Using Bayesian Networks to forecast barrier island geomorphology and impacts to piping plover habitat due to sea-level rise
About Dr. Ben Gutiérrez
Dr. Gutierrez is a Geologist with the U. S. Geological Survey's Coastal and Marine Geology Program in Woods Hole, Massachusetts since 2005. He received his undergraduate degree in Environmental Geology from the College of William and Mary, his Master's in Oceanography from the MIT/WHOI Joint Program in Oceanography, and his Ph.D. in Geology from the University of South Carolina. His research focuses understanding the underlying geology of different coastal settings, as well as how ocean waves and ocean currents shape the coast. He has also been involved in efforts to expand the participation of under- represented minorities in the Earth and Ocean Sciences through the USGS and the Woods Hole Diversity Advisory Committee.
About the Seminar
The ability to evaluate the impact of sea-level rise (SLR) on coastal landforms and habitats is important for informing management and policy decisions.

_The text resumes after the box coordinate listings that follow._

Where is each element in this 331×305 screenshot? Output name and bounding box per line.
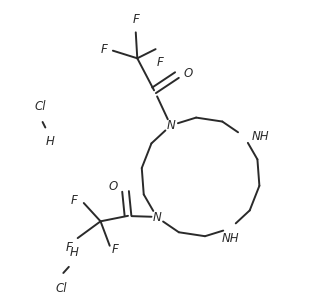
Text: F: F	[66, 241, 72, 253]
Text: O: O	[109, 180, 118, 193]
Text: Cl: Cl	[35, 100, 46, 113]
Text: N: N	[153, 211, 161, 224]
Text: H: H	[70, 246, 78, 259]
Text: F: F	[157, 56, 164, 69]
Text: H: H	[46, 135, 55, 148]
Text: O: O	[183, 67, 192, 80]
Text: Cl: Cl	[56, 282, 67, 295]
Text: F: F	[132, 13, 139, 26]
Text: F: F	[111, 243, 118, 256]
Text: N: N	[166, 119, 175, 132]
Text: F: F	[101, 43, 107, 56]
Text: NH: NH	[221, 232, 239, 245]
Text: NH: NH	[252, 130, 269, 143]
Text: F: F	[71, 194, 78, 207]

A particular area of concern exists along the east coast of the United States, where the evolution of barrier islands over the remainder of the 21st century and beyond will require management and policy decisions in order to effectively balance human development demands and the protection of habitat quality. We developed methods to evaluate the evolution of barrier islands and associated habitat changes for piping plovers (Charadrius melodus), a threatened species that relies on beach and barrier island habitats, under different SLR scenarios. Our modeling approach provides probabilistic forecasts of barrier island morphology and habitat suitability under different rates of relative SLR. To implement this approach, we use Bayesian networks to predict the most likely (1) shoreline change rate, (2) barrier island morphology, and (3) plover habitat suitability. We show applications for several national parks and wildlife refuges in the northeastern United Sates. Our results show that distinct geomorphic conditions are associated with different long-term shoreline change rates and that shoreline change rates depend on SLR rates. This modeling framework also allows us to evaluate scenarios related to coastal management plans and/or future scenarios where shoreline-change rates may differ from those observed historically. Initial results show that modest SLR rates may increase the area of suitable piping plover nesting habitat in 50‒100 years and also indicate the level of effectiveness of certain management strategies in promoting habitat availability.